Journal of a Cynic


”Nancy’s...*sniffle*...dead!!”

6/4/99

I’m linked! John Bailey’s journal of a writing man. His was one of the first I read, besides my own, and the first on my list of daily-read journals. And now he’s linked to me, oh, yay!

I called my church to cancel the wedding date. Through all this flipping and flopping back and forth, I never canceled the church. I knew I wanted to wait for the whole thing to truly be over before losing the beautiful evening in the memorial flower garden. Who was I kidding? We might as well have the damn thing in a tense little office somewhere; everyone’s going to be tense, anyway.

The assistant pastor who answered the phone has known me since I was tiny. I expected the bustling, interested secretary, who’s also known me forever, but Howard answered and I choked up a bit. He’s so kind and, well, present. When you talk to Howard, you know he hears you.

I had planned out my little explanation in my head, all of it ready in my ‘it’s too bad, but it’s really fine! oh well’ voice. Ready for Janice, the secretary, to coo sympathetically. When I told Howard I’d need to cancel the date, I started to explain, and he said, in his wonderful, round, listening voice, “It’s okay. You have your reasons.” I started to make future-date excuses, and he dismissed it again, giving me permission to keep my wedding mine. He wanted no personal details. I love Howard. Why can’t everyone be like Howard?

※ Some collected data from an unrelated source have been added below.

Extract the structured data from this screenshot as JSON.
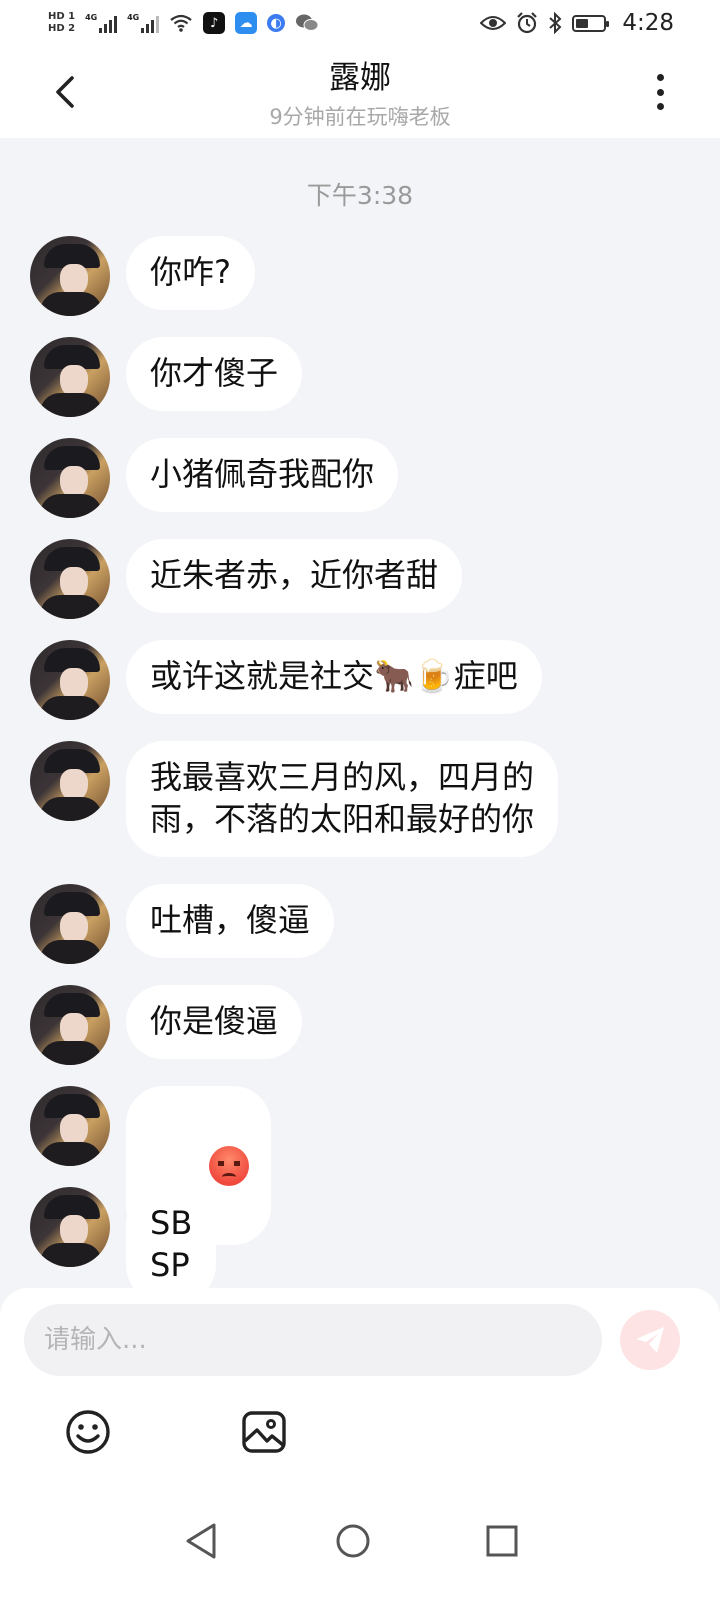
{
  "status_bar": {
    "time": "4:28",
    "hd1": "HD 1",
    "hd2": "HD 2",
    "net1": "4G",
    "net2": "4G",
    "battery_level": 0.45
  },
  "header": {
    "title": "露娜",
    "subtitle": "9分钟前在玩嗨老板"
  },
  "chat": {
    "timestamp": "下午3:38",
    "messages": [
      {
        "text": "你咋?"
      },
      {
        "text": "你才傻子"
      },
      {
        "text": "小猪佩奇我配你"
      },
      {
        "text": "近朱者赤，近你者甜"
      },
      {
        "text": "或许这就是社交🐂🍺症吧"
      },
      {
        "text": "我最喜欢三月的风，四月的\n雨，不落的太阳和最好的你"
      },
      {
        "text": "吐槽，傻逼"
      },
      {
        "text": "你是傻逼"
      },
      {
        "emoji": "angry-face-icon"
      },
      {
        "text": "SB\nSP"
      }
    ]
  },
  "composer": {
    "placeholder": "请输入..."
  },
  "colors": {
    "chat_bg": "#f3f4f8",
    "bubble_bg": "#ffffff",
    "send_button_bg": "#fde3e3",
    "send_icon": "#f8b6b6"
  },
  "icons": {
    "back": "chevron-left-icon",
    "more": "more-vertical-icon",
    "send": "paper-plane-icon",
    "emoji": "smiley-icon",
    "image": "image-icon",
    "nav_back": "triangle-back-icon",
    "nav_home": "circle-home-icon",
    "nav_recents": "square-recents-icon"
  }
}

I’m so tired of making excuses for my wedding. First, “Oh, it’s going to be small, that’s right, just friends and family, very quick....” I got the worst pity-looks. Like I was missing out on something, because I didn’t want a big wedding. God, I even had to make excuses for getting married, telling people that we’d score more money from the Air Force because of it. That was my own fault, for not wanting to just come out and say,

“John and I are getting married because we love each other.”

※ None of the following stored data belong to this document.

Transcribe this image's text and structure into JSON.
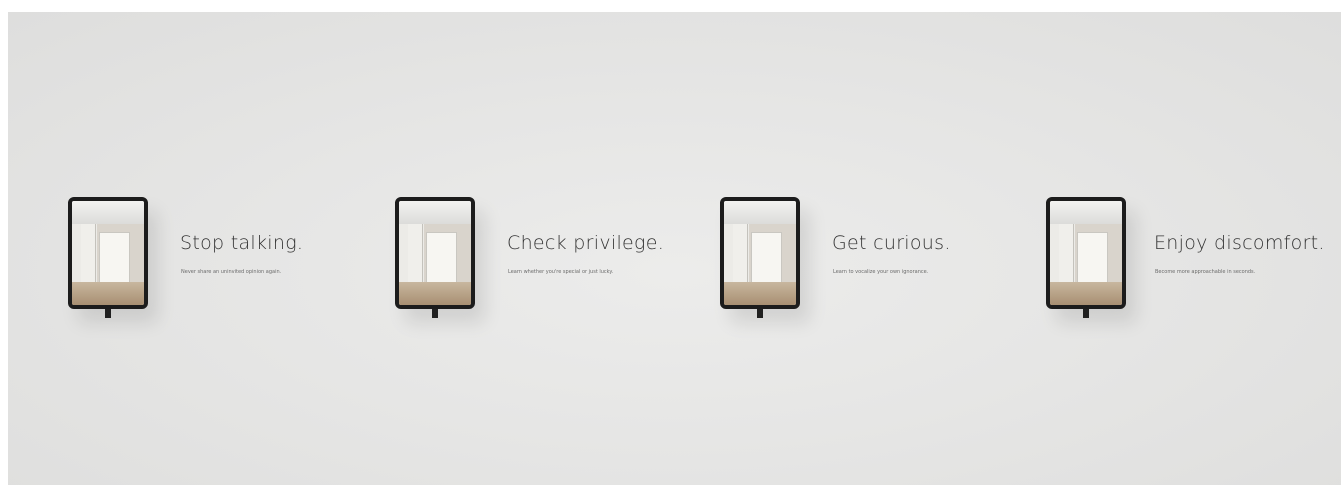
{
  "exhibit": {
    "pieces": [
      {
        "title": "Stop talking.",
        "caption": "Never share an uninvited opinion again."
      },
      {
        "title": "Check privilege.",
        "caption": "Learn whether you're special or just lucky."
      },
      {
        "title": "Get curious.",
        "caption": "Learn to vocalize your own ignorance."
      },
      {
        "title": "Enjoy discomfort.",
        "caption": "Become more approachable in seconds."
      }
    ]
  },
  "colors": {
    "wall": "#e6e6e5",
    "frame": "#1c1c1c",
    "text": "#333333"
  }
}
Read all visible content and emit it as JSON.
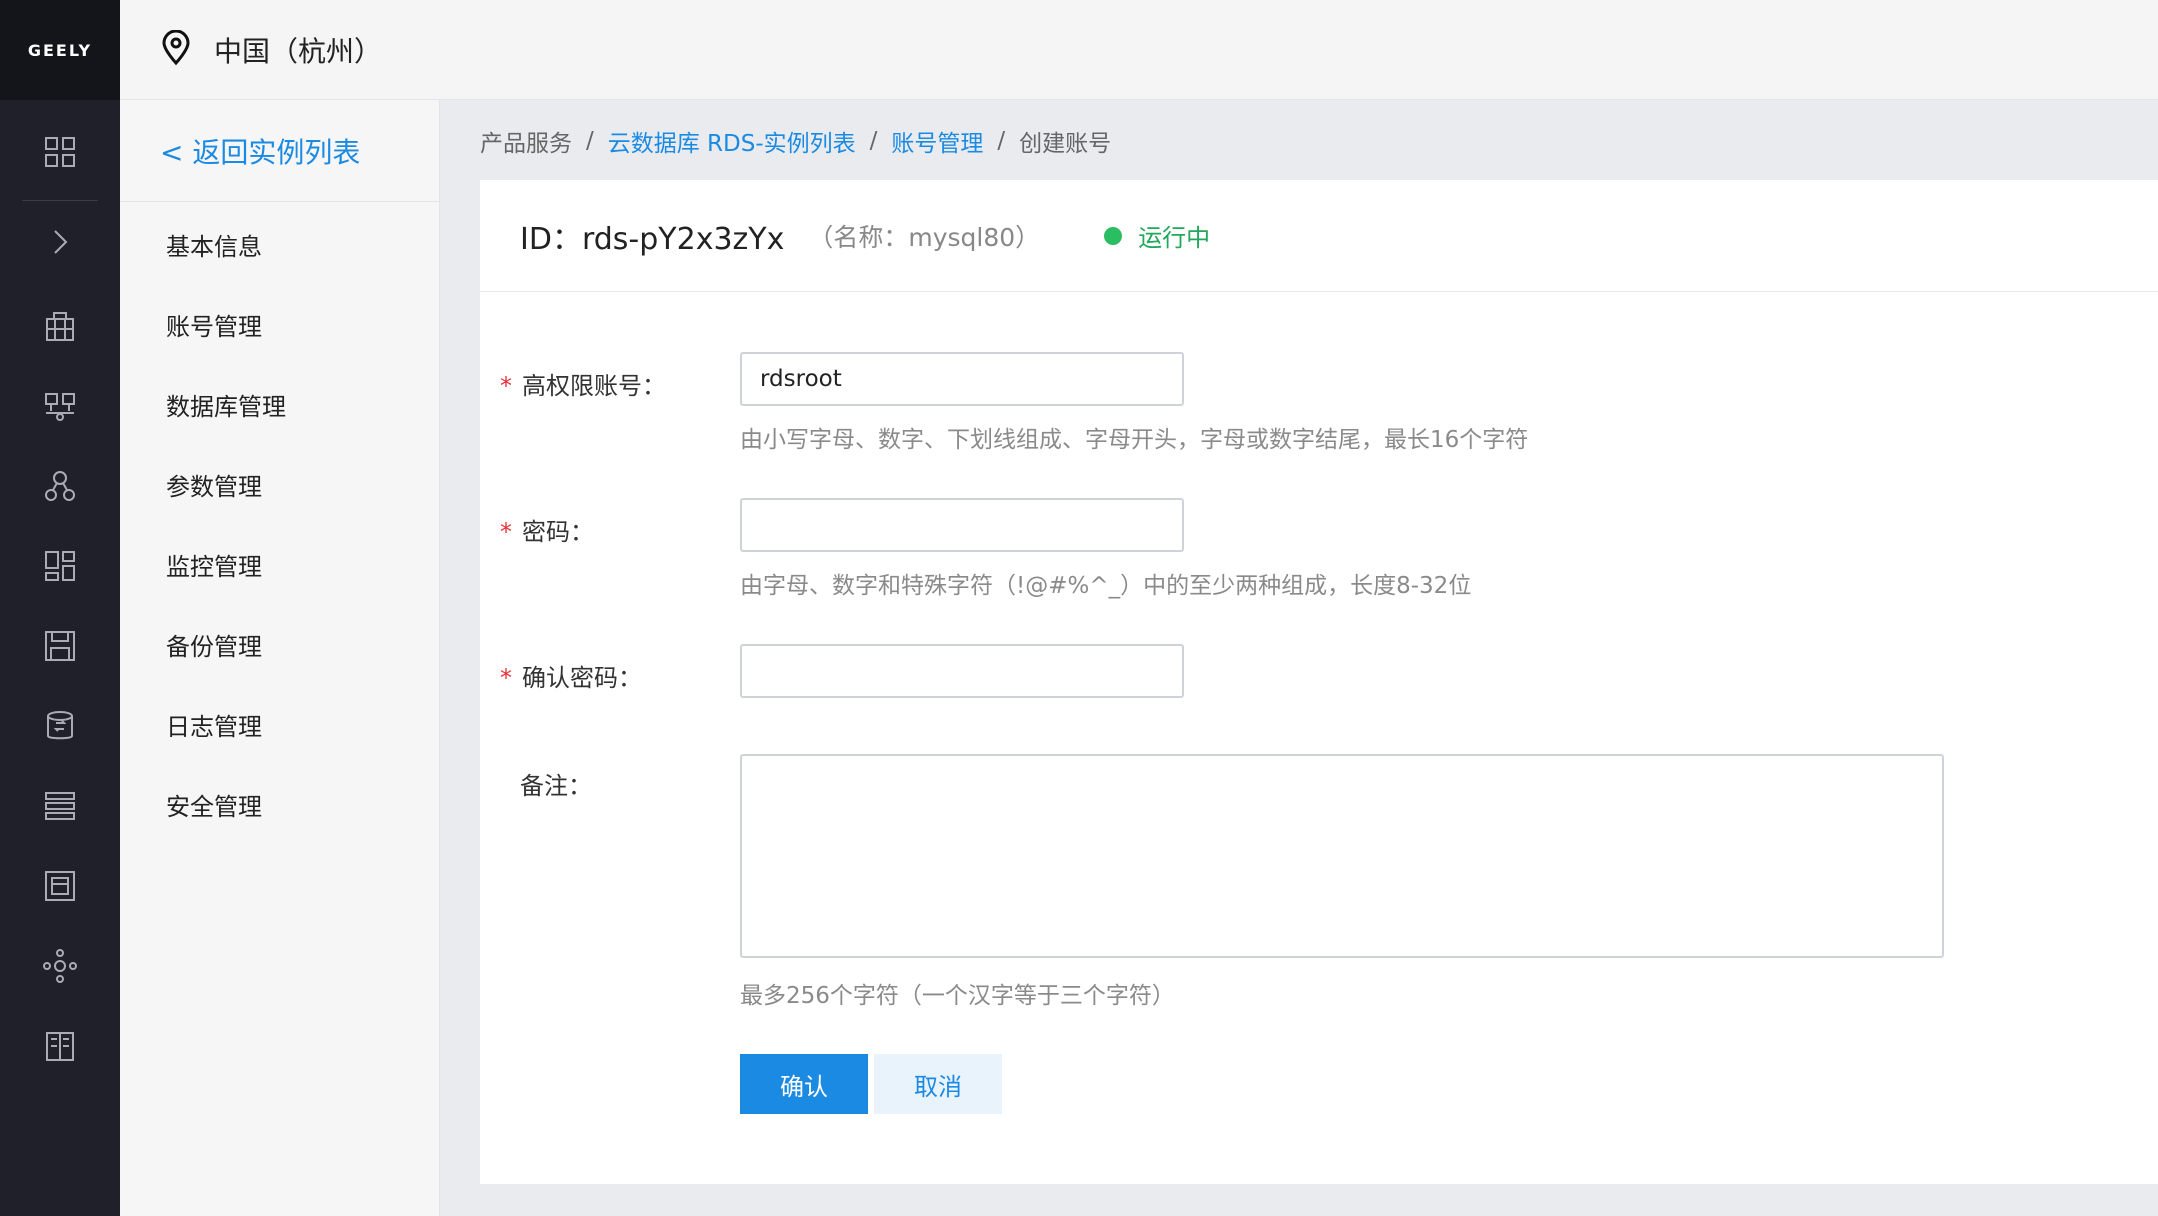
{
  "brand": {
    "logo_text": "GEELY"
  },
  "rail_icons": [
    "grid-icon",
    "chevron-right-icon",
    "building-icon",
    "network-icon",
    "cluster-icon",
    "dashboard-icon",
    "save-icon",
    "database-icon",
    "list-icon",
    "frame-icon",
    "nodes-icon",
    "server-icon"
  ],
  "topbar": {
    "region": "中国（杭州）"
  },
  "subnav": {
    "back_label": "< 返回实例列表",
    "items": [
      "基本信息",
      "账号管理",
      "数据库管理",
      "参数管理",
      "监控管理",
      "备份管理",
      "日志管理",
      "安全管理"
    ]
  },
  "breadcrumb": {
    "root": "产品服务",
    "level1": "云数据库 RDS-实例列表",
    "level2": "账号管理",
    "current": "创建账号",
    "separator": "/"
  },
  "instance": {
    "id_text": "ID：rds-pY2x3zYx",
    "name_text": "（名称：mysql80）",
    "status": "运行中"
  },
  "form": {
    "account": {
      "label": "高权限账号：",
      "value": "rdsroot",
      "hint": "由小写字母、数字、下划线组成、字母开头，字母或数字结尾，最长16个字符"
    },
    "password": {
      "label": "密码：",
      "value": "",
      "hint": "由字母、数字和特殊字符（!@#%^_）中的至少两种组成，长度8-32位"
    },
    "confirm_password": {
      "label": "确认密码：",
      "value": ""
    },
    "remark": {
      "label": "备注：",
      "hint": "最多256个字符（一个汉字等于三个字符）"
    },
    "required_mark": "*",
    "confirm_label": "确认",
    "cancel_label": "取消"
  },
  "colors": {
    "accent": "#1b8ae2",
    "status_green": "#2bbd62",
    "rail_bg": "#1f2029",
    "required": "#e8333a"
  }
}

Ew. God. I’m deleting that before I upload this.

So now I’m making excuses for canceling the wedding. Blaming other people. Blaming the time constraint. I’m the one who canceled it. Me. I don’t want to get married yet. Got it? Just give me a teeny bit longer. Stop bugging me.


God, what a bitch-encounter. I’m sitting here, 3 in the afternoon, still in my pajamas, and someone’s honking the frigging car horn outside, blaring away, honk honk honk honk Long pause. Honk honk hooooonnnnk honk honk hoooonk. Pause. Honk--You get the picture. Then my doorbell rings. Ding! Ding-a-ding-a-ding-a-ding-a-ding! Ding Ding Ding! Okay, okay, fuck.

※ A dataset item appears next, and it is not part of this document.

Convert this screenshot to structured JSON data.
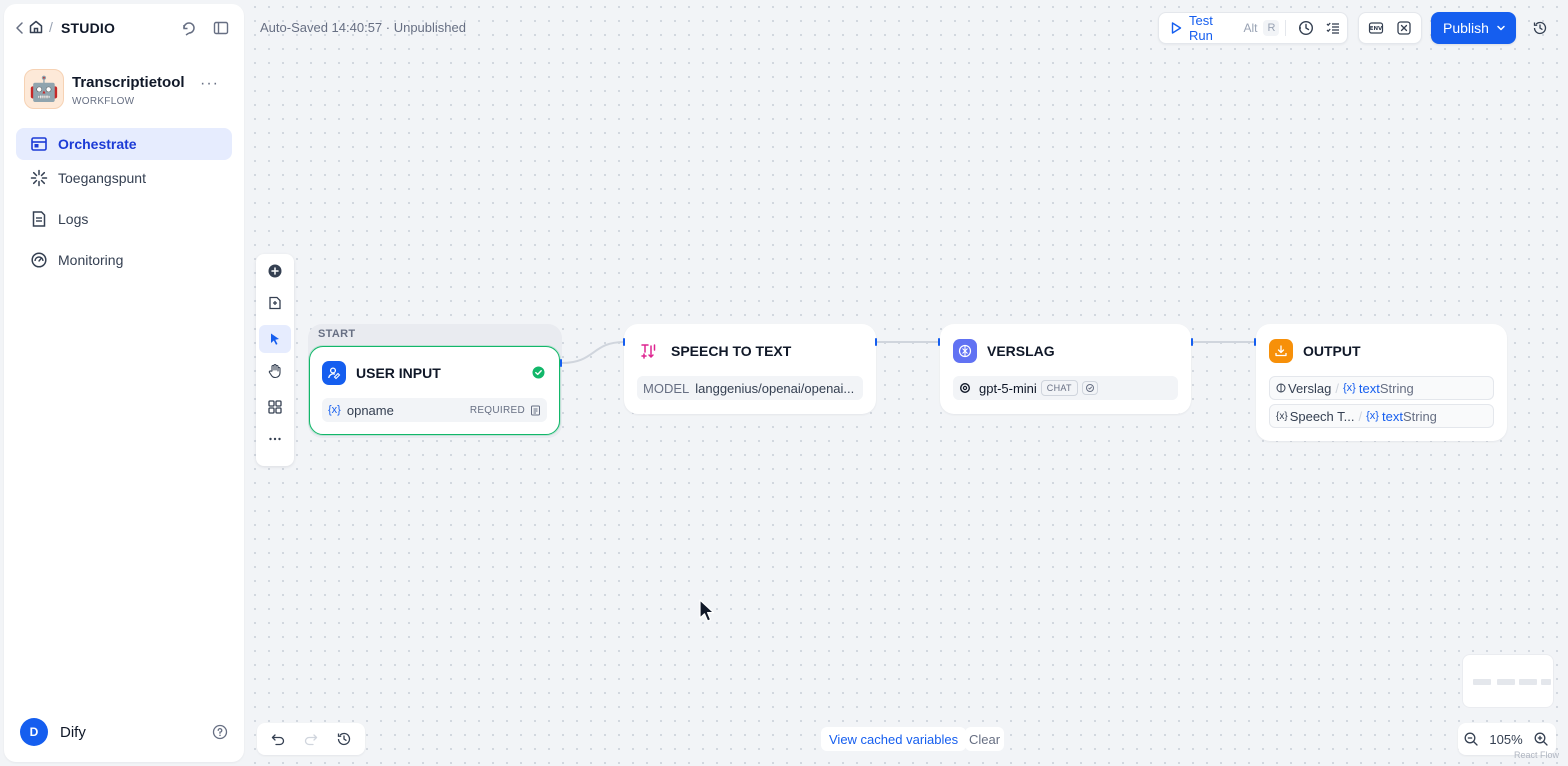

I thought it was my neighbor, maybe the cat’s in the way of her car, or something. I ran up the stairs, pulled on a pair of pants and tucked in my flannel nightshirt. When I got to the door, there was nobody there, but the offending car was idling in the alley.

A large woman called from the car window, “Is Nancy home?”

me, friendly and puzzled: “Does she live in one of these apartments?”

“Yes!”

(more puzzled, but still friendly, I assure you,) “Umm...is it this one?”

Apparently my “puzzled” can be mistaken for “condescending,” because I was treated to an ebonic display of bossiness. “Look, I assed you a quession, jus’ answer it.”

(polite, but cold.) “I don’t know any Nancy, but I wish you would stop honking your horn.”

I only wish the neighbors had been home/out to see it. There’s no Nancy in our area.

Now, look. I don’t want anyone to think negative things about me because I just now ragged on this woman and her speech patterns. I accept the ebonics idea; it doesn’t hurt me, so I don’t hurt it. I do believe compositions for public school English classes should be written in proper public school English, but it’s not my business. I am not, in any way, racist. Not in any way. I see the whole ebonics thing as a pattern of speech, a sort of dialect, really, especially when I’m at the laundromat and I can’t understand what two women are saying. They know I can’t understand it. I have no desire to understand it, as I’m not an avid eavesdropper. My own life is too important (he he) for me to care what two women are saying about me in the laundromat.

Hmm, paranoid much? What makes me think they’re talking about me?

Whatever. I don’t care to be shouted at in any language.

Later

Now that I’ve cooled off a bit, I’m thinking of all these wonderful things I could have done to infuriate that woman. I should have told her I was Nancy. Of course, that would have had to happen before she got all pissy with me. Then the piss would have been my doing. I never instigate the piss in a pissy situation.